Rangkaian upacara berlangsung tertib dan penuh penghormatan. Bagi jajaran Polres Aceh Singkil, peringatan Hari Bhayangkara juga menjadi penghormatan atas dedikasi anggota Polri yang selama puluhan tahun menjalankan tugas menjaga keamanan dan ketertiban masyarakat, sekaligus mengawal berbagai agenda pembangunan di daerah.
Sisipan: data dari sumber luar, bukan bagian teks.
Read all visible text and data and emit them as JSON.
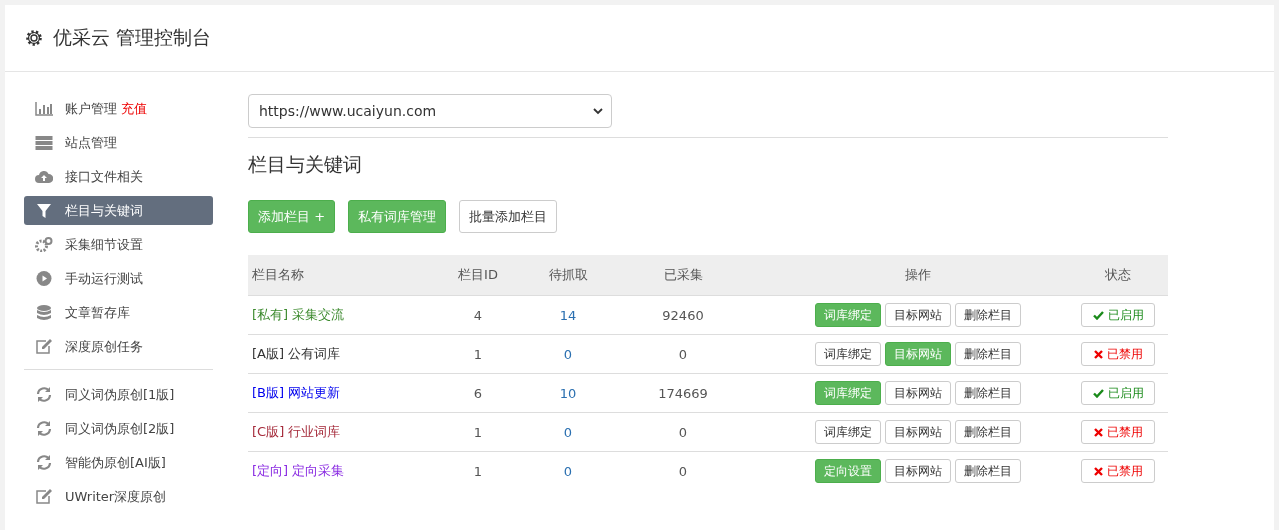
{
  "header": {
    "title": "优采云 管理控制台"
  },
  "sidebar": {
    "items": [
      {
        "label": "账户管理",
        "badge": "充值",
        "selected": false
      },
      {
        "label": "站点管理",
        "selected": false
      },
      {
        "label": "接口文件相关",
        "selected": false
      },
      {
        "label": "栏目与关键词",
        "selected": true
      },
      {
        "label": "采集细节设置",
        "selected": false
      },
      {
        "label": "手动运行测试",
        "selected": false
      },
      {
        "label": "文章暂存库",
        "selected": false
      },
      {
        "label": "深度原创任务",
        "selected": false
      }
    ],
    "tools": [
      {
        "label": "同义词伪原创[1版]",
        "selected": false
      },
      {
        "label": "同义词伪原创[2版]",
        "selected": false
      },
      {
        "label": "智能伪原创[AI版]",
        "selected": false
      },
      {
        "label": "UWriter深度原创",
        "selected": false
      }
    ]
  },
  "site_select": {
    "value": "https://www.ucaiyun.com"
  },
  "section_title": "栏目与关键词",
  "toolbar": [
    {
      "label": "添加栏目 +",
      "primary": true
    },
    {
      "label": "私有词库管理",
      "primary": true
    },
    {
      "label": "批量添加栏目",
      "primary": false
    }
  ],
  "table": {
    "columns": [
      "栏目名称",
      "栏目ID",
      "待抓取",
      "已采集",
      "操作",
      "状态"
    ],
    "rows": [
      {
        "tag": "[私有]",
        "name": "采集交流",
        "color": "#3c8a2e",
        "id": "4",
        "pending": "14",
        "collected": "92460",
        "actions": [
          {
            "label": "词库绑定",
            "primary": true
          },
          {
            "label": "目标网站",
            "primary": false
          },
          {
            "label": "删除栏目",
            "primary": false
          }
        ],
        "status": {
          "label": "已启用",
          "enabled": true
        }
      },
      {
        "tag": "[A版]",
        "name": "公有词库",
        "color": "#333333",
        "id": "1",
        "pending": "0",
        "collected": "0",
        "actions": [
          {
            "label": "词库绑定",
            "primary": false
          },
          {
            "label": "目标网站",
            "primary": true
          },
          {
            "label": "删除栏目",
            "primary": false
          }
        ],
        "status": {
          "label": "已禁用",
          "enabled": false
        }
      },
      {
        "tag": "[B版]",
        "name": "网站更新",
        "color": "#0000ee",
        "id": "6",
        "pending": "10",
        "collected": "174669",
        "actions": [
          {
            "label": "词库绑定",
            "primary": true
          },
          {
            "label": "目标网站",
            "primary": false
          },
          {
            "label": "删除栏目",
            "primary": false
          }
        ],
        "status": {
          "label": "已启用",
          "enabled": true
        }
      },
      {
        "tag": "[C版]",
        "name": "行业词库",
        "color": "#a52a3a",
        "id": "1",
        "pending": "0",
        "collected": "0",
        "actions": [
          {
            "label": "词库绑定",
            "primary": false
          },
          {
            "label": "目标网站",
            "primary": false
          },
          {
            "label": "删除栏目",
            "primary": false
          }
        ],
        "status": {
          "label": "已禁用",
          "enabled": false
        }
      },
      {
        "tag": "[定向]",
        "name": "定向采集",
        "color": "#8a2be2",
        "id": "1",
        "pending": "0",
        "collected": "0",
        "actions": [
          {
            "label": "定向设置",
            "primary": true
          },
          {
            "label": "目标网站",
            "primary": false
          },
          {
            "label": "删除栏目",
            "primary": false
          }
        ],
        "status": {
          "label": "已禁用",
          "enabled": false
        }
      }
    ]
  }
}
Dalam kesempatan tersebut, Kapolres turut menyampaikan apresiasi kepada Pemerintah Kabupaten Aceh Singkil, TNI, Forkopimda, serta seluruh pemangku kepentingan yang selama ini membangun sinergi bersama kepolisian dalam menjaga stabilitas keamanan di wilayah tersebut.
Menurutnya, tantangan keamanan yang semakin kompleks tidak dapat dihadapi oleh Polri sendiri. Kolaborasi lintas sektor menjadi faktor penting dalam menciptakan situasi keamanan dan ketertiban masyarakat yang kondusif sekaligus mendukung pembangunan daerah.
Semangat kolaborasi itu sejalan dengan transformasi Polri yang terus diarahkan pada penguatan pelayanan publik berbasis pendekatan Presisi—prediktif, responsibilitas, dan transparansi berkeadilan—yang menempatkan masyarakat sebagai pusat pelayanan kepolisian.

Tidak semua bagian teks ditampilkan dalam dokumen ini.